I asked them a simple question about their upbringings: “Were your parents involved in your education when you were in middle and high school?”
Without exception, they all said that their parents were “hands off” when it came to school. No parent called teachers. No parent checked grades on a regular basis. No parent harped about getting homework done or questioned grades on tests. Some of them even said that they weren’t sure their parents ever saw a report card. We all had the same experience -- parents who set expectations, modeled acceptable behavior, worked hard, and left the burden of handling education in the hands of their kids. Our parents didn’t micro-manage us. They didn’t hover. They let us navigate our own education, make mistakes, and figure it out. And we all did.
How and when did society shift? When did the responsibility of educational ownership shift from the kids to the parents? When did parents decide that their role in their child’s education was to manage it -- every day, for every assignment, with every minute detail.
As parents we’ve become obsessed with ever-present online grades, missing and incomplete assignments, student/teacher relationships, curriculum, semester grades, course selections. We don’t even let our kids walk or ride their bikes to school anymore.
Do you remember your parents ever doing ANY of these things?
Of course they didn’t. They left the responsibility for our education in our hands.
So when I sit in a staff meeting at school, and we talk about all the interventions, accommodations, and modifications we make for this generation of students, as well as all the opportunities we create for parent and community involvement, I wonder why.
Would this generation of kids, those we’ve at some point all found irritatingly entitled, spoiled, and unmotivated, be better off if we hadn’t been so involved? Did we created this monster ourselves?
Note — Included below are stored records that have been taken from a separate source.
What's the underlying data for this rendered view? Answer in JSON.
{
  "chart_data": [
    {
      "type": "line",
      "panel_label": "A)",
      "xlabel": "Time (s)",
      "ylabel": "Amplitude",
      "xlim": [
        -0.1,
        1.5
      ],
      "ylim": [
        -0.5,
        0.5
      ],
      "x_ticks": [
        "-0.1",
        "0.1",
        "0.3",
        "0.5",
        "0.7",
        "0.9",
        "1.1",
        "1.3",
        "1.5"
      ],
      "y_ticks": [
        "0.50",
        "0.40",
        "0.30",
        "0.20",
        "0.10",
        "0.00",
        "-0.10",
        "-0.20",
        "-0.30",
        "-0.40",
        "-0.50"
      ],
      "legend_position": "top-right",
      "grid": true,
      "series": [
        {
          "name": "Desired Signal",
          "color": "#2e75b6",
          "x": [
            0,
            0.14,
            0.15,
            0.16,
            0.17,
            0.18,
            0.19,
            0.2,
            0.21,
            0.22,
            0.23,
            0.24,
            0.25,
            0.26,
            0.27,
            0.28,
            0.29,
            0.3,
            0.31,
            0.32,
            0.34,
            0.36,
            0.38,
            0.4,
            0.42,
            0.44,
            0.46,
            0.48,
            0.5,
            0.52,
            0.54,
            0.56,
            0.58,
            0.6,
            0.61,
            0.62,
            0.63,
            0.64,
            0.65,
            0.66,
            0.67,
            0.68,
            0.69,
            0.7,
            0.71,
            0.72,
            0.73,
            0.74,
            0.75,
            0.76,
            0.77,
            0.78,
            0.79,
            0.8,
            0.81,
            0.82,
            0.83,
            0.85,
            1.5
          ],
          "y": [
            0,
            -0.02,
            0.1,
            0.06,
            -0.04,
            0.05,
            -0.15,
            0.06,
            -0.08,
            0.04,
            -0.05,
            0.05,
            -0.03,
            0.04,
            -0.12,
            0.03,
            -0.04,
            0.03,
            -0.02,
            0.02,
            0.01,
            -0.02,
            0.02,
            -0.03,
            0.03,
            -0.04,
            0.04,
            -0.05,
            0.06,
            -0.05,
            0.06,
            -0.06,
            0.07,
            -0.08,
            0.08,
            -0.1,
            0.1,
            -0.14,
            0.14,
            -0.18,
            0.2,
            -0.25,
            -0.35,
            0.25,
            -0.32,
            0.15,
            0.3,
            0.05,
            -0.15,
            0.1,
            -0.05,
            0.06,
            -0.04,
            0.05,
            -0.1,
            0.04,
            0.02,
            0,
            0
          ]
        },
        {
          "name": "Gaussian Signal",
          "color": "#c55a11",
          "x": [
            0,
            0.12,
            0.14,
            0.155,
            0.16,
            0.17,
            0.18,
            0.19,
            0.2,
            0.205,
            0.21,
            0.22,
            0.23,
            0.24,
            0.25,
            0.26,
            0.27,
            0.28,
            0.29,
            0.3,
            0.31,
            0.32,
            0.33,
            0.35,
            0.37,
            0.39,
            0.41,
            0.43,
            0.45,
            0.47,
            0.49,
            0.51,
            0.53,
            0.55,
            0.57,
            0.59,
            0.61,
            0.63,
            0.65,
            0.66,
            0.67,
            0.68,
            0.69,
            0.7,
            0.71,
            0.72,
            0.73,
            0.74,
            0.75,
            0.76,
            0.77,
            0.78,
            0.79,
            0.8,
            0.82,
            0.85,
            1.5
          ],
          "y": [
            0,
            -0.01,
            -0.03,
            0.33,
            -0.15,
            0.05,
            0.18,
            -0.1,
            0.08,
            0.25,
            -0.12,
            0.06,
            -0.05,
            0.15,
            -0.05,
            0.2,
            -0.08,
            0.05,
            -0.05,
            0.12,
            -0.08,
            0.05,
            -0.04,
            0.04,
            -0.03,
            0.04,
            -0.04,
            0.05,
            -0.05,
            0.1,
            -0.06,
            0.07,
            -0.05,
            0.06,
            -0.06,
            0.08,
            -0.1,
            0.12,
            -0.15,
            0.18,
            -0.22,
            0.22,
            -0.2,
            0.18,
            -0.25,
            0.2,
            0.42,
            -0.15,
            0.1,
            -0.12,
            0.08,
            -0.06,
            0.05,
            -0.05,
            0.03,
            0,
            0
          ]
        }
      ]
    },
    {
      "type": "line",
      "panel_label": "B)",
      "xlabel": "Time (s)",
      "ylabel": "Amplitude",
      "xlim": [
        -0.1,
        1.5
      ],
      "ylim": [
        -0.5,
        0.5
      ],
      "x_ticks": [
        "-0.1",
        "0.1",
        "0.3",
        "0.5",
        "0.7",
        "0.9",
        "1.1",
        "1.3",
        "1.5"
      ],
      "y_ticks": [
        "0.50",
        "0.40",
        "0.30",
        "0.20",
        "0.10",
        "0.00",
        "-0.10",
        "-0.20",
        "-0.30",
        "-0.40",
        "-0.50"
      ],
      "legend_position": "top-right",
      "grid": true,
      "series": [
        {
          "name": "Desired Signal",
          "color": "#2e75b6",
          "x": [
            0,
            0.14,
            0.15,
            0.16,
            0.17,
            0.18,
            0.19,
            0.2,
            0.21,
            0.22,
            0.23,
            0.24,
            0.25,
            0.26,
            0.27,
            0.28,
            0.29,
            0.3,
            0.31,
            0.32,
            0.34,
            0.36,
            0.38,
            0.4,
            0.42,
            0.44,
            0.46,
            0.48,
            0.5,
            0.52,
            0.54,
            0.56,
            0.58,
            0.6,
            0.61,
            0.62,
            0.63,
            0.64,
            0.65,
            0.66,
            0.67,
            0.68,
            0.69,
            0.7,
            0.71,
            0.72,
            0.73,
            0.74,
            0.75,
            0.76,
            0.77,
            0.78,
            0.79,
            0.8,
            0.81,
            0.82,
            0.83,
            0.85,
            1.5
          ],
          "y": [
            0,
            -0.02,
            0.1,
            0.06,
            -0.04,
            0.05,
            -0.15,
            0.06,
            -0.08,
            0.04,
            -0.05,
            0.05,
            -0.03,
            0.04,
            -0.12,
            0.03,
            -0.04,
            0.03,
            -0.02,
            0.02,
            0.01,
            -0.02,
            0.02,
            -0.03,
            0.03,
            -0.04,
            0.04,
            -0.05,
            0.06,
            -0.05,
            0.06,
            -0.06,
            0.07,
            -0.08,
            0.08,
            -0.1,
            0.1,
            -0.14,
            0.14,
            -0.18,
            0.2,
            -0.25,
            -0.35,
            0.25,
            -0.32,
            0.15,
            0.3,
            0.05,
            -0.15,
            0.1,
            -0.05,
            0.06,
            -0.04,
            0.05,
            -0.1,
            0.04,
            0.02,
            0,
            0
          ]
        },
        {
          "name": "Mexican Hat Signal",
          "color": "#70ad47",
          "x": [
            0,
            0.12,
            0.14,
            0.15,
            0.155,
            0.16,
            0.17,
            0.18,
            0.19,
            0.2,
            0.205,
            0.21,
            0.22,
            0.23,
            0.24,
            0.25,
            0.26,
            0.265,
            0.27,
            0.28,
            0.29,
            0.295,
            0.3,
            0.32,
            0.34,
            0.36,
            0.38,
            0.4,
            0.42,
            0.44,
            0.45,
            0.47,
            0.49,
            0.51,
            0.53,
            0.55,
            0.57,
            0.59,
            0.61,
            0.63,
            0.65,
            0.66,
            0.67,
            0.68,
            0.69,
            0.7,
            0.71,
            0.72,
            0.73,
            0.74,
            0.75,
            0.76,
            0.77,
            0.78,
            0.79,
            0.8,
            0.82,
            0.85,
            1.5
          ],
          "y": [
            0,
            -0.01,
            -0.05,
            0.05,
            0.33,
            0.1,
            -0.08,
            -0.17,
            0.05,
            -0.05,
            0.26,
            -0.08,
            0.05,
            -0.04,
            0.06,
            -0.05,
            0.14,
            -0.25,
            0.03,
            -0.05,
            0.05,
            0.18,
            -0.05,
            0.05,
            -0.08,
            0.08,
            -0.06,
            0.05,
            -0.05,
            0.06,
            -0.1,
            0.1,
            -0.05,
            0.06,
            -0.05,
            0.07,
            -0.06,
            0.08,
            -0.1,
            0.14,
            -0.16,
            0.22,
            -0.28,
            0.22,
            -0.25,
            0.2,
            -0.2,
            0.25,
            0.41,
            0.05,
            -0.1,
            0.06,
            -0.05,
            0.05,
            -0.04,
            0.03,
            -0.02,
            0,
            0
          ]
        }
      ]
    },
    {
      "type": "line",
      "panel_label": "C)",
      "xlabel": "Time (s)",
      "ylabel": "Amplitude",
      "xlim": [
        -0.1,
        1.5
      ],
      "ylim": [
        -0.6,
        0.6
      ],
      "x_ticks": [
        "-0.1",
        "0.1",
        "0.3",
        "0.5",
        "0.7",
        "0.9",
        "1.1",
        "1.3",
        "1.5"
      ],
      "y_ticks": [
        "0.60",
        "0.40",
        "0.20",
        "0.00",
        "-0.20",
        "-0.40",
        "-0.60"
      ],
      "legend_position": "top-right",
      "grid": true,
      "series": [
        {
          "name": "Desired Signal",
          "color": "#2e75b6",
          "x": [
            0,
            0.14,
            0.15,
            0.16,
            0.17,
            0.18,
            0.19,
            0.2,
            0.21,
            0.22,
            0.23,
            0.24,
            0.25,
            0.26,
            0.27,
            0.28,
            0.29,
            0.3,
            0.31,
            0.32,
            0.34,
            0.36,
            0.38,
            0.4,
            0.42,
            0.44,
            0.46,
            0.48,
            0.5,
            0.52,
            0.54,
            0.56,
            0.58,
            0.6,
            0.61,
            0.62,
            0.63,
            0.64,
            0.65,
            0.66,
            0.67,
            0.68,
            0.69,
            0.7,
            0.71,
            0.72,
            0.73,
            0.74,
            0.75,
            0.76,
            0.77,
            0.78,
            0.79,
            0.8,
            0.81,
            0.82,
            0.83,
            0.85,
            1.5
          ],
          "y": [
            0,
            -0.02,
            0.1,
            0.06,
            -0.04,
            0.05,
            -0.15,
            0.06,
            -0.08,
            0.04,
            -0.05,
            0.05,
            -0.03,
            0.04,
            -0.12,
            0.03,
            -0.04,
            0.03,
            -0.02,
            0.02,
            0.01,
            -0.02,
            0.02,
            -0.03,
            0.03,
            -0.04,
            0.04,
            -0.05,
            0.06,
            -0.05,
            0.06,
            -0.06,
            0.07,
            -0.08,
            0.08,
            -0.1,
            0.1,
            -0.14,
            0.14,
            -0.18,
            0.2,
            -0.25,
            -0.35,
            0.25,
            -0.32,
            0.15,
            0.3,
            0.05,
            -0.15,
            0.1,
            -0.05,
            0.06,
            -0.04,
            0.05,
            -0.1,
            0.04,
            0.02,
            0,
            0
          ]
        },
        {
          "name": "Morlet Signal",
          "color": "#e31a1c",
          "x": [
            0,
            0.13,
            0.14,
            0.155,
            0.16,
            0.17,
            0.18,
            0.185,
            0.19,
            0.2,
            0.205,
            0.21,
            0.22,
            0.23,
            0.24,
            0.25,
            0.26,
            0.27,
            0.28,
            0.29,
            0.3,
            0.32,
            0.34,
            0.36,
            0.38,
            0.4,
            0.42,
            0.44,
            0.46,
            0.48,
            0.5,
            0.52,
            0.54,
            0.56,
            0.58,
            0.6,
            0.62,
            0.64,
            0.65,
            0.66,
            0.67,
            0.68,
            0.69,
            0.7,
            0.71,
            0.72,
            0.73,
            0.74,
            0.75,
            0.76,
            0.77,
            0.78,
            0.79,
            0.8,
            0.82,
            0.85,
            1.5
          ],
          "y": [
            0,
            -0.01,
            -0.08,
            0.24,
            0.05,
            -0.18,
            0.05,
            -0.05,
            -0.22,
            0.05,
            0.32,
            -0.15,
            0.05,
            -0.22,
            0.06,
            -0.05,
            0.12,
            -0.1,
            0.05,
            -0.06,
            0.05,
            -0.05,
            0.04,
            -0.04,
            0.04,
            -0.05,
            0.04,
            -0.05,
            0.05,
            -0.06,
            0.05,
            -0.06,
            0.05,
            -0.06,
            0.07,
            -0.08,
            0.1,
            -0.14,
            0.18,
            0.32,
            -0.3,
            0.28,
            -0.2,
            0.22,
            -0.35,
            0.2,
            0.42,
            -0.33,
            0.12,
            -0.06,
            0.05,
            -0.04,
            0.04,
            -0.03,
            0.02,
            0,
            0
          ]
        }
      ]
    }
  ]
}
Would our kids be better off if we backed off? If we placed the responsibility of school back on their shoulders? If we intentionally allowed kids to succeed by their own devices? I’m more and more convinced treating our kids as our own parents treated us would not only ensure a next generation of confident children who have learned how to navigate life, but a next generation of children who have discovered that effort and attitude reap untold rewards.
Let’s trust we’ve laid the right foundation and believe in the strength of our kids again -- so they can succeed in their own “Big Game” called life.